Эти идеи постоянно развиваются первой греческой философией. Ксенофан из Колофона (VI в. до н. э.) определяет Бога как душу мира. «Этот космос, один и тот же для всех, не создал никто из богов, никто из людей, но он всегда был, есть и будет вечно живой огонь, мерно возгорающийся, мерно угасающий», —
пишет Гераклит. Для Парменида, который видит в мире неподвижное и совершенное существо, вселенная также нерождённа, бессмертна и нетварна. Принцип всеобщего постоянства («ничто не создаётся, ничто не исчезает») ионийцы превращают в принцип познаваемости мира. Мы находим подобные мысли у Эмпедокла, Анаксагора, Мелисса, Анаксимандра и других. Даже и впоследствии, как пишет Луи Ружье, «в большинстве школ пифагорейцы, платоники, перипатетики, стоики, неоплатоники восхищаются вечным возвращением всего, исключающим возможность изначального возникновения времени, первого человека и конечной эсхатологии, вслед за которой не последовало бы никакого нового начала» (La Scolastique et le thomisme, Gauthier-Villars, 1925, p. 44).
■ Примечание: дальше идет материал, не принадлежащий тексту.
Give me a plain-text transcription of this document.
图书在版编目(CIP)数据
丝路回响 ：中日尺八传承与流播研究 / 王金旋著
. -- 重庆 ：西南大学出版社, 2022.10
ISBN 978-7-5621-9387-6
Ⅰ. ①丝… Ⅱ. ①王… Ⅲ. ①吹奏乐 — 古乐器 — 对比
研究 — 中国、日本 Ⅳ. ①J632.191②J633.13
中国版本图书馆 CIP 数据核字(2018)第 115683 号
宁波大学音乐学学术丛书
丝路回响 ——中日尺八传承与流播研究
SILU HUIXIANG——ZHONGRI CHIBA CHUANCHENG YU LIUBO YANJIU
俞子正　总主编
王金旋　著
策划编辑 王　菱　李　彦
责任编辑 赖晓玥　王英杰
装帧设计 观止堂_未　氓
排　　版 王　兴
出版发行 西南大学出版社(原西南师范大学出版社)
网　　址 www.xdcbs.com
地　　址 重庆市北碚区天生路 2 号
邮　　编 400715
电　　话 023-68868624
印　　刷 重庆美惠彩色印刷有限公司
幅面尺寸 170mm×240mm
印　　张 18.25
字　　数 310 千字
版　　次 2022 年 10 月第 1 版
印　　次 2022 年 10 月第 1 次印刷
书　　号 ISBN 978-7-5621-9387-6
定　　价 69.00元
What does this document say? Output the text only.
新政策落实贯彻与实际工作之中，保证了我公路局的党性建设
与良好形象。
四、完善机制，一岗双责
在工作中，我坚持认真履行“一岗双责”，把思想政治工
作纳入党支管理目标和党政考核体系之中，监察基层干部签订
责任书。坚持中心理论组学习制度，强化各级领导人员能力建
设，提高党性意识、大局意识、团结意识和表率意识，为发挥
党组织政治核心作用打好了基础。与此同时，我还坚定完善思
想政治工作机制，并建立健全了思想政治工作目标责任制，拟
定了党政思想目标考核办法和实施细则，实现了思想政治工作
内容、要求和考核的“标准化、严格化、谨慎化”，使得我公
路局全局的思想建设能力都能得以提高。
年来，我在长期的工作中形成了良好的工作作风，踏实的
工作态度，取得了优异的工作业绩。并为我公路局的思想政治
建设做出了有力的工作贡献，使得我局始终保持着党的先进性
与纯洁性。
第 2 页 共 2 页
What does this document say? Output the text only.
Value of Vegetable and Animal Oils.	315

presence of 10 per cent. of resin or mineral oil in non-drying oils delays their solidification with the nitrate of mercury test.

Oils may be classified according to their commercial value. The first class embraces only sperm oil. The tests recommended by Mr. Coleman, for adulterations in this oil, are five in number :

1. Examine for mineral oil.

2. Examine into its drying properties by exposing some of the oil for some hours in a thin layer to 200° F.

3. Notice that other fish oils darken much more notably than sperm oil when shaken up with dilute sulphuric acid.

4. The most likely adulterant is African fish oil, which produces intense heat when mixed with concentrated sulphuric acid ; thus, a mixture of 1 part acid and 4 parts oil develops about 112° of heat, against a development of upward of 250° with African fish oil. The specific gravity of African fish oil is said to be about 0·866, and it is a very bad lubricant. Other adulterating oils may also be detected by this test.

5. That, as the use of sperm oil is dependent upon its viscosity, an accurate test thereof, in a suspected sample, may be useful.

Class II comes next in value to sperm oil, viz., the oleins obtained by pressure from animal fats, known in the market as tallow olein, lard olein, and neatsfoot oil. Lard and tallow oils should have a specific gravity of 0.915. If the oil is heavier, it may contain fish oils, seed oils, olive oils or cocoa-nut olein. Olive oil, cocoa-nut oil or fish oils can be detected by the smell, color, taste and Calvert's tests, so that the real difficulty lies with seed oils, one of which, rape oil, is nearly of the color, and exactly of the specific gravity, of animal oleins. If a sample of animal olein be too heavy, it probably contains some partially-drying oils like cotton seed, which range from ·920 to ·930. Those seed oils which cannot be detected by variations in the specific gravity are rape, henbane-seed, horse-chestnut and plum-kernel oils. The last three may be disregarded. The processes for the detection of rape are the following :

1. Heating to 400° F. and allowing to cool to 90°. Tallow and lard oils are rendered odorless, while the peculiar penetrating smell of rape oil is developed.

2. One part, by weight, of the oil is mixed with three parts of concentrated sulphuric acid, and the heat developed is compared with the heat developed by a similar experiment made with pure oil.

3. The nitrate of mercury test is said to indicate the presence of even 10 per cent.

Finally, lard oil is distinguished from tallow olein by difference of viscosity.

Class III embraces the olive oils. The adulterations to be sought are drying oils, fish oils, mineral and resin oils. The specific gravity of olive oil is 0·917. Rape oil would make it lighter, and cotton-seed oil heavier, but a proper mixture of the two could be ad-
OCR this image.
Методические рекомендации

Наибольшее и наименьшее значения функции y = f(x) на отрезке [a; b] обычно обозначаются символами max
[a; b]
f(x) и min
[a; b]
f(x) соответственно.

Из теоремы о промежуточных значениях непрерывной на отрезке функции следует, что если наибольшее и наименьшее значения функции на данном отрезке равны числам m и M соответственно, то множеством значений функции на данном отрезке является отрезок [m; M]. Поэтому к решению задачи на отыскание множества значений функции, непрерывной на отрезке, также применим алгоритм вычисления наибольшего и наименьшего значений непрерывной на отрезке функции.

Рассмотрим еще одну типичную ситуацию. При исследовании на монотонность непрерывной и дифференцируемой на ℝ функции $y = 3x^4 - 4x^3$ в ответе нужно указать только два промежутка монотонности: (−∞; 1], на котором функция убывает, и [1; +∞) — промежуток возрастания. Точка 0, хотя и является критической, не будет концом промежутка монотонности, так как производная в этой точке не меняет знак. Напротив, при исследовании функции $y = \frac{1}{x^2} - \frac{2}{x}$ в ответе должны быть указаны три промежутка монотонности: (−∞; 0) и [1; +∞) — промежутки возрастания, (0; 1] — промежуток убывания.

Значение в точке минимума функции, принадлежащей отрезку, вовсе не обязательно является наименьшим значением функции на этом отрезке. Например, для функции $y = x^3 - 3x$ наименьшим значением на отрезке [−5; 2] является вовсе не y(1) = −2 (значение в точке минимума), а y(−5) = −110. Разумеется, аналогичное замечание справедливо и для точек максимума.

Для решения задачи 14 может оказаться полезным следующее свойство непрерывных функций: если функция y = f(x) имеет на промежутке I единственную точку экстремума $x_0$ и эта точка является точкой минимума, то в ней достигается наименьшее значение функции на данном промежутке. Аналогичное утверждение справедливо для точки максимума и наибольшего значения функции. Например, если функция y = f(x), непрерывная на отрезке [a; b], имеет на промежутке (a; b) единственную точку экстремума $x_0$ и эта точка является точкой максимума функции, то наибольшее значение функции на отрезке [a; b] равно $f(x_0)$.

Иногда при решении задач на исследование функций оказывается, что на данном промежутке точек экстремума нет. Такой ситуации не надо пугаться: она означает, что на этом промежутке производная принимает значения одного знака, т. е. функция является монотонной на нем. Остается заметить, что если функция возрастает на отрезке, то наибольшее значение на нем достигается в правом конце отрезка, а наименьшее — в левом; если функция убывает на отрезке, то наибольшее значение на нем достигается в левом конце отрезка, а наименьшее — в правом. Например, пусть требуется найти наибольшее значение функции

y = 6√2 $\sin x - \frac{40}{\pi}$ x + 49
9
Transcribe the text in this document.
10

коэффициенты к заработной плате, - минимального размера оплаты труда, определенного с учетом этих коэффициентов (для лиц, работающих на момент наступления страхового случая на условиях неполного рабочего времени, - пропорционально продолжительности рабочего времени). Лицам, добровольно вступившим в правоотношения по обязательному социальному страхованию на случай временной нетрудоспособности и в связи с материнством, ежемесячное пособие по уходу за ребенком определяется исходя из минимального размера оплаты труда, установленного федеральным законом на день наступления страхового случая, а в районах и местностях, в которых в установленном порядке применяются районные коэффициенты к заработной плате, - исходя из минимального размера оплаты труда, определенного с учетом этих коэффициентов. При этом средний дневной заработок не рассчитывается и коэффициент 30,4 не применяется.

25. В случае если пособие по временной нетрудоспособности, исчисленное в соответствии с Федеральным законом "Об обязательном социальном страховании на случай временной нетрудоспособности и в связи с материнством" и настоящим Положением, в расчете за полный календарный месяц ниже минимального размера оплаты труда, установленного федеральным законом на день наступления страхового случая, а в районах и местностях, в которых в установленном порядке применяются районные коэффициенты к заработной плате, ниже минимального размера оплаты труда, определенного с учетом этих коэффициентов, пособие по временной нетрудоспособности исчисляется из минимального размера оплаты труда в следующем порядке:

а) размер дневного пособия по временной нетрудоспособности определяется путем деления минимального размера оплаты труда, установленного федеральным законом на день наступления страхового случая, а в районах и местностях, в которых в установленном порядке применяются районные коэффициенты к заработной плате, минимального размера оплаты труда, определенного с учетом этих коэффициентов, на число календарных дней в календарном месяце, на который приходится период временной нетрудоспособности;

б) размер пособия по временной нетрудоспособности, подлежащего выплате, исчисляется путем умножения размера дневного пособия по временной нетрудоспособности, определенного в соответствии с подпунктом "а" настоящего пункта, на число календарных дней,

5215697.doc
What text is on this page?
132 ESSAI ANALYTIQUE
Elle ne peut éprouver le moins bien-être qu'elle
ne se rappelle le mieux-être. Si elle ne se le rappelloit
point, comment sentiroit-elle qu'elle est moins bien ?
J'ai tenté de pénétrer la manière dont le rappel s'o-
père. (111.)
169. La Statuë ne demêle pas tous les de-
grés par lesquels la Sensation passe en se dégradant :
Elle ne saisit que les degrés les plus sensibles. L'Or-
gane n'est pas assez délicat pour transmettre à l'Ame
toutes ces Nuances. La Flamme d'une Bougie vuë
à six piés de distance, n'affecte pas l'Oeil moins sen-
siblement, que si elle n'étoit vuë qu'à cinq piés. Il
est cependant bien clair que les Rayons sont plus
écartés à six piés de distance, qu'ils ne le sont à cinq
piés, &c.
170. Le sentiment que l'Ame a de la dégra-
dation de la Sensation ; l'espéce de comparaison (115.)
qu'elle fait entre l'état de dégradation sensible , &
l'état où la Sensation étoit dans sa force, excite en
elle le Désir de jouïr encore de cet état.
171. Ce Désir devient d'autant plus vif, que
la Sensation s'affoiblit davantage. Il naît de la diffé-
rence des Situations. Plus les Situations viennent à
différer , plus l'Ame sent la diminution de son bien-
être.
Сам Аристотель в четвёртом столетии пишет о том, что мир божественен: поскольку Бог не хранит в своём сознании как образцовые причины отдельные идеи всех вещей, он знает только лишь самого себя, но не творение. Что касается Платона, чья философия в сочетании с христианской догмой породила августинизм, если он, как кажется, и учит в «Тимее», что мир был создан и у него было начало, — natumetfactum, как скажет св. Августин («О Граде Божьем» 8, 11), то имеет в виду скорее не само происхождение мира, а отношение, которое может существовать между чувственным и сверхчувственным миром и которое он стремится объяснить; другими словами, он приходит к мнению о том, что мир был сотворен, чтобы объяснить это отношение, а не чтобы вывести это последнее суждение из первого. В результате получаются два совершенно разных взгляда на человека: в Библии человек осуществляет себя коллективно путём возвращения к состоянию «невинности», предшествовавшему грехопадению, в то время как у Платона человек осуществляет себя путём усвоения как можно большего количества вечных идей. «Вечность» у Платона есть всего лишь образ жизни мира, которому принадлежит и Бог.Изначальная индийская мысль свидетельствует о подобном же представлении своими идеями Космического существа, Всеобщей души (Атман)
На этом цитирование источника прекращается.